June 30, 2026
9b6a31d9-2135-4c7f-9377-0aca01dd58ce

Le Tribunal Criminel Spécial (TCS) du Cameroun a récemment convoqué Oswald Baboke, une figure notable de l’administration présidentielle. Ces convocations, qui se sont déroulées dans une relative discrétion, ont soulevé de nombreuses interrogations sur les motivations et les implications de cette procédure judiciaire.

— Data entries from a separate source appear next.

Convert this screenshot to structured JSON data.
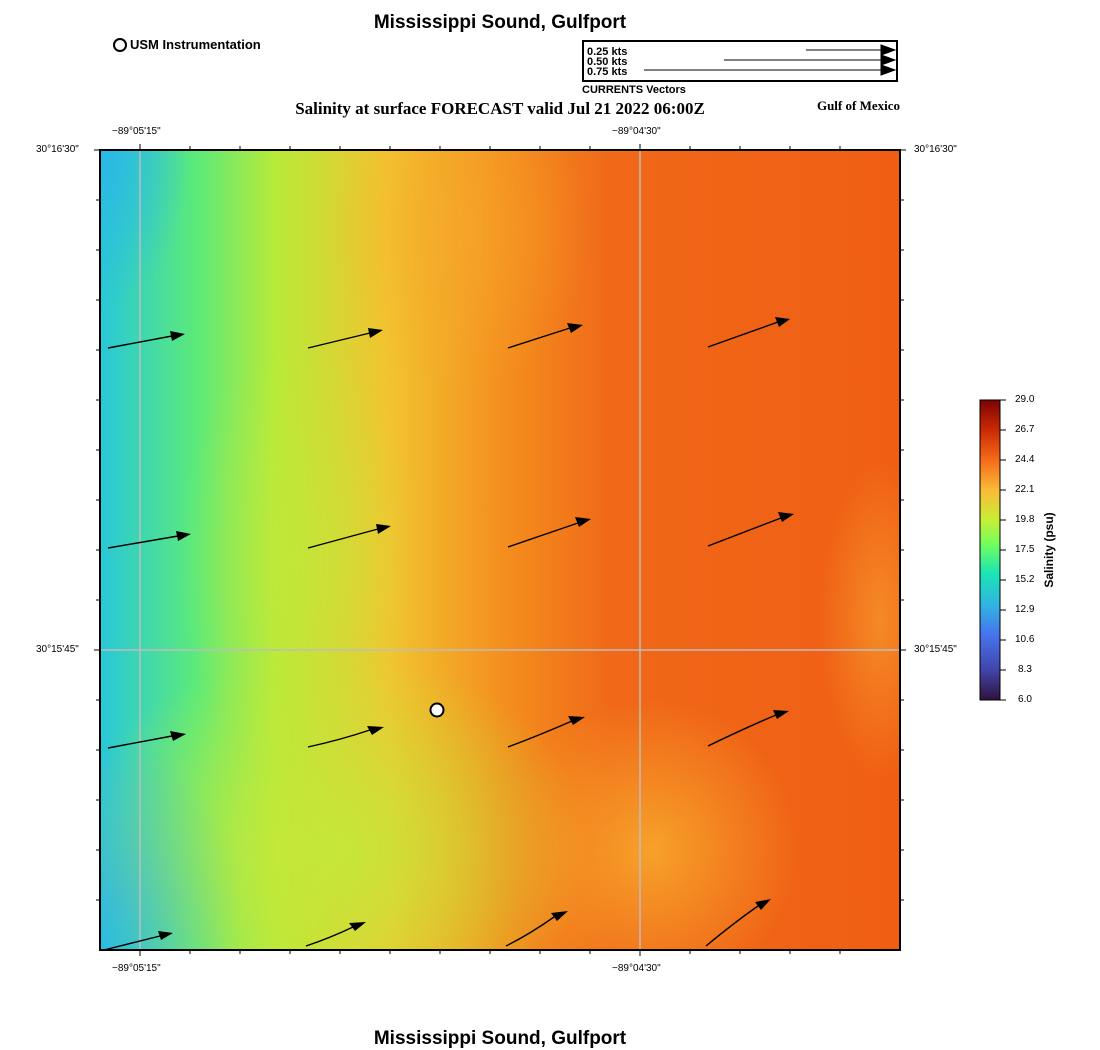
{
  "title_top": "Mississippi Sound, Gulfport",
  "title_bottom": "Mississippi Sound, Gulfport",
  "subtitle": "Salinity at surface FORECAST valid Jul 21 2022 06:00Z",
  "region_label": "Gulf of Mexico",
  "station_legend": "USM Instrumentation",
  "vector_legend": {
    "caption": "CURRENTS Vectors",
    "entries": [
      {
        "label": "0.25 kts",
        "knots": 0.25
      },
      {
        "label": "0.50 kts",
        "knots": 0.5
      },
      {
        "label": "0.75 kts",
        "knots": 0.75
      }
    ]
  },
  "axes": {
    "lon_ticks": [
      "−89°05'15\"",
      "−89°04'30\""
    ],
    "lat_ticks": [
      "30°16'30\"",
      "30°15'45\""
    ]
  },
  "colorbar": {
    "title": "Salinity (psu)",
    "min": 6.0,
    "max": 29.0,
    "ticks": [
      "29.0",
      "26.7",
      "24.4",
      "22.1",
      "19.8",
      "17.5",
      "15.2",
      "12.9",
      "10.6",
      "8.3",
      "6.0"
    ]
  },
  "colors": {
    "low": "#2eb8e0",
    "mid_low": "#2ae0b0",
    "mid": "#b4ea3a",
    "mid_high": "#f5b830",
    "high": "#f06a1a",
    "grid": "#bdbdbd"
  }
}
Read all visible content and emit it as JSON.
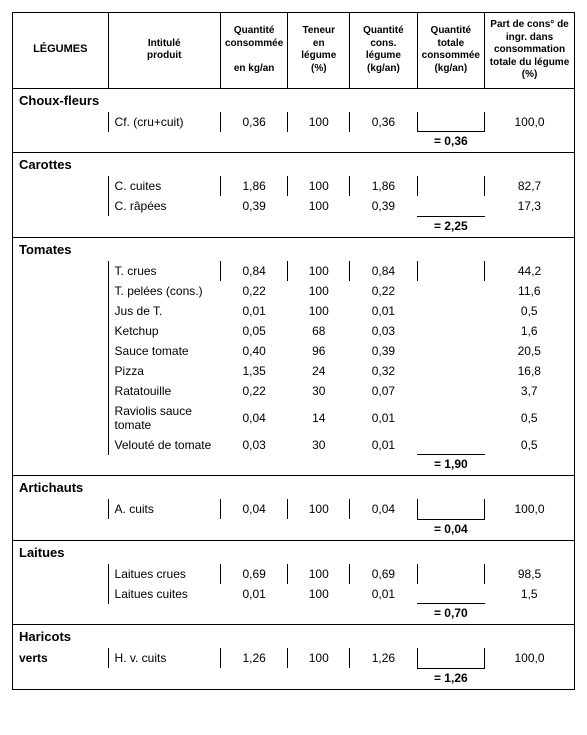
{
  "columns": {
    "legumes": "LÉGUMES",
    "produit": "Intitulé\nproduit",
    "qte_cons": "Quantité\nconsommée",
    "qte_cons_unit": "en kg/an",
    "teneur": "Teneur\nen\nlégume\n(%)",
    "qte_leg": "Quantité\ncons.\nlégume\n(kg/an)",
    "qte_tot": "Quantité\ntotale\nconsommée\n(kg/an)",
    "part": "Part de cons° de\ningr. dans\nconsommation\ntotale du légume\n(%)"
  },
  "groups": [
    {
      "name": "Choux-fleurs",
      "rows": [
        {
          "produit": "Cf. (cru+cuit)",
          "qte": "0,36",
          "teneur": "100",
          "qleg": "0,36",
          "part": "100,0"
        }
      ],
      "total": "= 0,36"
    },
    {
      "name": "Carottes",
      "rows": [
        {
          "produit": "C. cuites",
          "qte": "1,86",
          "teneur": "100",
          "qleg": "1,86",
          "part": "82,7"
        },
        {
          "produit": "C. râpées",
          "qte": "0,39",
          "teneur": "100",
          "qleg": "0,39",
          "part": "17,3"
        }
      ],
      "total": "= 2,25"
    },
    {
      "name": "Tomates",
      "rows": [
        {
          "produit": "T. crues",
          "qte": "0,84",
          "teneur": "100",
          "qleg": "0,84",
          "part": "44,2"
        },
        {
          "produit": "T. pelées (cons.)",
          "qte": "0,22",
          "teneur": "100",
          "qleg": "0,22",
          "part": "11,6"
        },
        {
          "produit": "Jus de T.",
          "qte": "0,01",
          "teneur": "100",
          "qleg": "0,01",
          "part": "0,5"
        },
        {
          "produit": "Ketchup",
          "qte": "0,05",
          "teneur": "68",
          "qleg": "0,03",
          "part": "1,6"
        },
        {
          "produit": "Sauce tomate",
          "qte": "0,40",
          "teneur": "96",
          "qleg": "0,39",
          "part": "20,5"
        },
        {
          "produit": "Pizza",
          "qte": "1,35",
          "teneur": "24",
          "qleg": "0,32",
          "part": "16,8"
        },
        {
          "produit": "Ratatouille",
          "qte": "0,22",
          "teneur": "30",
          "qleg": "0,07",
          "part": "3,7"
        },
        {
          "produit": "Raviolis sauce tomate",
          "qte": "0,04",
          "teneur": "14",
          "qleg": "0,01",
          "part": "0,5"
        },
        {
          "produit": "Velouté de tomate",
          "qte": "0,03",
          "teneur": "30",
          "qleg": "0,01",
          "part": "0,5"
        }
      ],
      "total": "= 1,90"
    },
    {
      "name": "Artichauts",
      "rows": [
        {
          "produit": "A. cuits",
          "qte": "0,04",
          "teneur": "100",
          "qleg": "0,04",
          "part": "100,0"
        }
      ],
      "total": "= 0,04"
    },
    {
      "name": "Laitues",
      "rows": [
        {
          "produit": "Laitues crues",
          "qte": "0,69",
          "teneur": "100",
          "qleg": "0,69",
          "part": "98,5"
        },
        {
          "produit": "Laitues cuites",
          "qte": "0,01",
          "teneur": "100",
          "qleg": "0,01",
          "part": "1,5"
        }
      ],
      "total": "= 0,70"
    },
    {
      "name": "Haricots verts",
      "name_split": [
        "Haricots",
        "verts"
      ],
      "rows": [
        {
          "produit": "H. v. cuits",
          "qte": "1,26",
          "teneur": "100",
          "qleg": "1,26",
          "part": "100,0"
        }
      ],
      "total": "= 1,26"
    }
  ],
  "style": {
    "font_family": "Arial",
    "font_size_body": 12,
    "font_size_header": 10,
    "border_color": "#000000",
    "background": "#ffffff",
    "col_widths_pct": [
      17,
      20,
      12,
      11,
      12,
      12,
      16
    ]
  }
}
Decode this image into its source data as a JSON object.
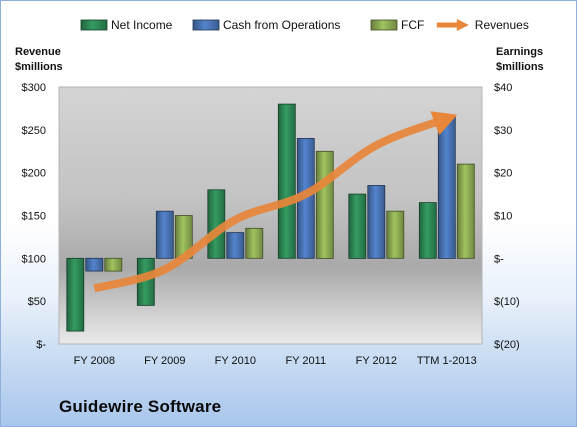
{
  "chart_data": {
    "type": "bar",
    "title": "Guidewire Software",
    "categories": [
      "FY 2008",
      "FY 2009",
      "FY 2010",
      "FY 2011",
      "FY 2012",
      "TTM 1-2013"
    ],
    "left_axis": {
      "label_line1": "Revenue",
      "label_line2": "$millions",
      "ylim": [
        0,
        300
      ],
      "ticks": [
        0,
        50,
        100,
        150,
        200,
        250,
        300
      ],
      "tick_labels": [
        "$-",
        "$50",
        "$100",
        "$150",
        "$200",
        "$250",
        "$300"
      ]
    },
    "right_axis": {
      "label_line1": "Earnings",
      "label_line2": "$millions",
      "ylim": [
        -20,
        40
      ],
      "ticks": [
        -20,
        -10,
        0,
        10,
        20,
        30,
        40
      ],
      "tick_labels": [
        "$(20)",
        "$(10)",
        "$-",
        "$10",
        "$20",
        "$30",
        "$40"
      ]
    },
    "series": [
      {
        "name": "Net Income",
        "type": "bar",
        "axis": "right",
        "color": "#2e8b57",
        "values": [
          -17,
          -11,
          16,
          36,
          15,
          13
        ]
      },
      {
        "name": "Cash from Operations",
        "type": "bar",
        "axis": "right",
        "color": "#4a76b8",
        "values": [
          -3,
          11,
          6,
          28,
          17,
          33
        ]
      },
      {
        "name": "FCF",
        "type": "bar",
        "axis": "right",
        "color": "#8fae55",
        "values": [
          -3,
          10,
          7,
          25,
          11,
          22
        ]
      },
      {
        "name": "Revenues",
        "type": "line",
        "axis": "left",
        "color": "#e8863a",
        "values": [
          65,
          87,
          145,
          175,
          232,
          263
        ]
      }
    ],
    "legend_position": "top",
    "grid": false
  }
}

Une convocation qui interroge

Oswald Baboke, directeur adjoint du cabinet civil du président de la République, a été entendu par les magistrats du TCS. Si les chefs d’accusation précis n’ont pas été officiellement divulgués, des sources proches du dossier évoquent des faits présumés de corruption et de détournement de fonds publics. Cette affaire intervient dans un contexte où la lutte contre la corruption est au cœur des priorités affichées par les autorités camerounaises.

Les coulisses de la procédure

Selon des informations recueillies auprès de personnes informées, les auditions se sont déroulées à huis clos, sans la présence de la presse. Baboke aurait été entendu pendant plusieurs heures, répondant aux questions des juges d’instruction. Son avocat, présent lors de l’interrogatoire, a indiqué que son client coopère pleinement avec la justice et qu’il est confiant quant à l’issue de cette procédure.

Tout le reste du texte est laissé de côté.